Süddeutsche Zeitung - Rezension
Süddeutsche Zeitung | Besprechung von 06.06.2009

Offene Beziehung
Bill und Li: Hazel Rosenstrauchs Geschichte des sehr modernen Paars Caroline und Wilhelm von Humboldt
Die Brüder Humboldt sind zur Zeit unsere modernsten Klassiker. Das hat damit zu tun, dass derzeit in den Institutionen der Wissenschaft die Lebensform abgeschafft wird, auf der beide, Alexander und Wilhelm, ihre genialen Lebensleistungen errichteten: die persönlich geprägte, eigensinnig verfolgte, dabei grenzenlos gesellige Arbeit des Denkens und der Forschung.
Wilhelm, der von Kant lernte und Schiller beeinflusste, musste kaum etwas zu Ende schreiben und konnte doch zu einem der folgenreichsten Theoretiker des Sprachdenkens werden. Alexander suchte auf der Flucht vor märkischer Enge das Abenteuer auf dem ganzen Globus, inspirierte sich an Goethe und betrieb Positivismus nicht als Staatsbetrieb, sondern als Obsession eines privaten Großunternehmers in Paris. Die oft sture Genialität der beiden ging einher mit Kontakten zu allen Großen ihrer Zeit; Wilhelm war der einzige konkurrierende Diplomat, den Talleyrand fürchtete und daher 1814 als preußischen Gesandten in Paris ablehnte. Dabei korrigierte dieser Humboldt in den Pausen des Wiener Kongresses vor allem an seiner Übersetzung des „Agamemnon” von Aischylos. Bei aller titanisch anmutenden Arbeit liegt ein Hauch von Leichtigkeit, ja Virtuosentum über den Leben der beiden, und das ist unendlich anziehend.
Modern erscheinen sie aber auch als Liebende. Alexander war an Frauen desinteressiert, seine Männerfreundschaften halfen ihm umso besser, die Abenteuer und körperlichen Strapazen seiner Forschungsreisen zu bestehen. Wilhelm dagegen fand in der Frauenliebe einen „Genuss”, der ihm zu Ausgleich und Anregung so unentbehrlich wurde, dass er ganz freimütig darüber räsonierte. Es gelang ihm, zwei Phasen der europäischen Geschichte der Liebe aufs Unangestrengteste zu verbinden und vor allem ins Gleichgewicht zu bringen: aufgeklärte, adelige Libertinage und bürgerliche Innigkeit in einer perfekten Ehe.
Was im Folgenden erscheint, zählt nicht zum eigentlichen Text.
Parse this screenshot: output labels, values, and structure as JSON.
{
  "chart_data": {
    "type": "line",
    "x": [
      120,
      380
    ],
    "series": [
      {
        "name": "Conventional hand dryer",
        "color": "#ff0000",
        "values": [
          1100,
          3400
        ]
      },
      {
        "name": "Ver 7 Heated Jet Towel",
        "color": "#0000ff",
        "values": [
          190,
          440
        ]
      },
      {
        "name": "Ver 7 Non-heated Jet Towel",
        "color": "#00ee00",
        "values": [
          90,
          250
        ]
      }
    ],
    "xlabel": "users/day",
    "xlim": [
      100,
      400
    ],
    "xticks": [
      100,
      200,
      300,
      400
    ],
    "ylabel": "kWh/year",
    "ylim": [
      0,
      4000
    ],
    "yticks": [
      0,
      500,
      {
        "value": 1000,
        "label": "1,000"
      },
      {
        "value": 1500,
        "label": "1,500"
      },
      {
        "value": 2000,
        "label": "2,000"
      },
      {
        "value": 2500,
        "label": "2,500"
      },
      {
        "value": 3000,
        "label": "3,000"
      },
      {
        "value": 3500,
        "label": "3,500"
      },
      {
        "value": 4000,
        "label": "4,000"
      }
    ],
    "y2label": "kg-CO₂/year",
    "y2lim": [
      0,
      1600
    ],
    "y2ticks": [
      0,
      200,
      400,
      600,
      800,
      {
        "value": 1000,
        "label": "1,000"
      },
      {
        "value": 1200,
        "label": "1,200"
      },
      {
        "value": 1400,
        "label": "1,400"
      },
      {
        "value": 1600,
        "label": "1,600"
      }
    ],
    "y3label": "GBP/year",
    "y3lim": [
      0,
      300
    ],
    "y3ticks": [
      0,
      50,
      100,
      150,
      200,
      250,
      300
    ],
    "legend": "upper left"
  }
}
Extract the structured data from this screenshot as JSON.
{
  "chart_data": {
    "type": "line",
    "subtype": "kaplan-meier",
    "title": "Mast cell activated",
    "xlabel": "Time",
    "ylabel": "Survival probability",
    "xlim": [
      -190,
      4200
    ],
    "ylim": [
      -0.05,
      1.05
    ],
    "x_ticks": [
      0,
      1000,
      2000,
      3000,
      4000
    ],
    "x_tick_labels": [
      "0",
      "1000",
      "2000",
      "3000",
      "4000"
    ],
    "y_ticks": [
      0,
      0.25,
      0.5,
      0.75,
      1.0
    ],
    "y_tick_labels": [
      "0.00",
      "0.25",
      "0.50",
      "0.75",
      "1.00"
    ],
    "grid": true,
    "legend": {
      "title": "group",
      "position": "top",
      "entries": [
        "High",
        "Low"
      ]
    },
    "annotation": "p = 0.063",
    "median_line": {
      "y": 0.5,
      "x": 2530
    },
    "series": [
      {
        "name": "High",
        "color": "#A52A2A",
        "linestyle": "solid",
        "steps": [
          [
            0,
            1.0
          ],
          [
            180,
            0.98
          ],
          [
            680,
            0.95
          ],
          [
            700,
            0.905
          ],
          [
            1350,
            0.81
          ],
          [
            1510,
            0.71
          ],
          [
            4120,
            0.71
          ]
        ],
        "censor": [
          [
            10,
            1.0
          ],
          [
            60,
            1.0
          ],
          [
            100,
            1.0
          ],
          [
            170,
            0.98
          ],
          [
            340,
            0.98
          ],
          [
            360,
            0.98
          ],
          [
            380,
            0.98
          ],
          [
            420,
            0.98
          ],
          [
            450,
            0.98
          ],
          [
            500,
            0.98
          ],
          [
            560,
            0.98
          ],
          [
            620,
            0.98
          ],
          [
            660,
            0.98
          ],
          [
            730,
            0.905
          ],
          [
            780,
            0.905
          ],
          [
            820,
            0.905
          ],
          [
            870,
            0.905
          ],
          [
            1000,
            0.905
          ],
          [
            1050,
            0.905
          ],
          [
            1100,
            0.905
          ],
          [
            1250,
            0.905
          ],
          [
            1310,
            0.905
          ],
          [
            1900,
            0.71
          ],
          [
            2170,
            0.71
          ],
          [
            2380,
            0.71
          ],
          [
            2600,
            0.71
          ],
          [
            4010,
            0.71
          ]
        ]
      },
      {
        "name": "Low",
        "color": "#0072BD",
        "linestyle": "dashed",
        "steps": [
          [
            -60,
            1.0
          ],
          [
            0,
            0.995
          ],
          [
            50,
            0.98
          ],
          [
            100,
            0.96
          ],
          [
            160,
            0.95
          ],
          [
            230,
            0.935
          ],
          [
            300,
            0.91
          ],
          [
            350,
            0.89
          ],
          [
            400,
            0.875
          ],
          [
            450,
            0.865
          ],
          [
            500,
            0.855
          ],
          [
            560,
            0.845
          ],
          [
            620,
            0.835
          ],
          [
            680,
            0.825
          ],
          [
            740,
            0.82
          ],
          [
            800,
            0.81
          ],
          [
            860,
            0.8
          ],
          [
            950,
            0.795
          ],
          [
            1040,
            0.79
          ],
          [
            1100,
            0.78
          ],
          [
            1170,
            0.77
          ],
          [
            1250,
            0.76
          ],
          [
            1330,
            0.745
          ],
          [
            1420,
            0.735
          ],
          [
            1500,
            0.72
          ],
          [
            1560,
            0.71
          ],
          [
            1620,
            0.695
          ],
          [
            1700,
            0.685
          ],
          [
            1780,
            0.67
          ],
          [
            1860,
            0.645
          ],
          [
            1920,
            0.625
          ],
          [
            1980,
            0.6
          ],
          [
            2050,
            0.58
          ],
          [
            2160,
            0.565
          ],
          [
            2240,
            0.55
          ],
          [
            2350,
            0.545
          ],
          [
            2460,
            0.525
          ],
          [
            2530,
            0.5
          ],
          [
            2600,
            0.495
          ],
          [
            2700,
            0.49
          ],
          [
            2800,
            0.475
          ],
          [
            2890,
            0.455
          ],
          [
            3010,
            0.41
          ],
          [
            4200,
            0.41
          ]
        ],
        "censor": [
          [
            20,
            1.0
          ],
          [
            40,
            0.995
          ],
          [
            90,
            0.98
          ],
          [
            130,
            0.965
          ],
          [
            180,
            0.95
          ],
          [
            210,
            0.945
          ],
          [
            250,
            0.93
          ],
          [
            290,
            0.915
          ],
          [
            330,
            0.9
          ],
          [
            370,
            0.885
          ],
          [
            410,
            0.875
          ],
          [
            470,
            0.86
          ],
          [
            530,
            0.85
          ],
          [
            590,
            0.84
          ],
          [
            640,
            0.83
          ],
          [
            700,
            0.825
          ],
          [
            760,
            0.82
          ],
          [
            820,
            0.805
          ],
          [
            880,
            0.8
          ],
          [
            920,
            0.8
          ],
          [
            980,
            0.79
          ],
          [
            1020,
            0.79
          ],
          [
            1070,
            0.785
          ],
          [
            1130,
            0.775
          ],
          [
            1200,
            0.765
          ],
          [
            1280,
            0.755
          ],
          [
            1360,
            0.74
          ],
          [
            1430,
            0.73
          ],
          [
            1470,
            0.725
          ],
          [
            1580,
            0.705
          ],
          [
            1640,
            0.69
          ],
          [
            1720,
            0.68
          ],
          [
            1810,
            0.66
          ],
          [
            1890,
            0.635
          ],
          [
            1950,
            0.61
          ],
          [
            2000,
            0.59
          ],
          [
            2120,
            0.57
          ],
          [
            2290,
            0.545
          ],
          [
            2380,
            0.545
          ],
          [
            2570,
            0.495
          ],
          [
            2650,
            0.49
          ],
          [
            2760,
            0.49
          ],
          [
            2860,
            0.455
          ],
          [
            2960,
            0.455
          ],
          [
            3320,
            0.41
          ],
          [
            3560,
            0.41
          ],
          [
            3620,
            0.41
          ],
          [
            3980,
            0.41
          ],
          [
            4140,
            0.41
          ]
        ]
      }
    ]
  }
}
Die Ehe von Wilhelm und Caroline von Humboldt, geborener Dacheröden, von „Bill” und „Li”, wie sie einander oft nannten, gehört seit dem Anfang des 20. Jahrhunderts als eine Nachfahrin in sieben Bänden den Briefwechsel der Eheleute publizierte (dabei auch filterte), zu den geistigen Schätzen des deutschen Heims. Ein hohes Paar war da zu erleben, das in den Wechselfällen einer Umbruchzeit unverbrüchlich zusammenhielt, einander auch geistig gewachsen war, Freud und Leid und die meisten Ansichten teilte, eine große, kinderreiche Familie gründete und es dabei schaffte, ein kosmopolitisches Leben zu führen, dessen Stationen Paris, Madrid, Rom, Wien und London umfassen – räumlich oft getrennt, dafür nie ohne Verbindung in Briefen.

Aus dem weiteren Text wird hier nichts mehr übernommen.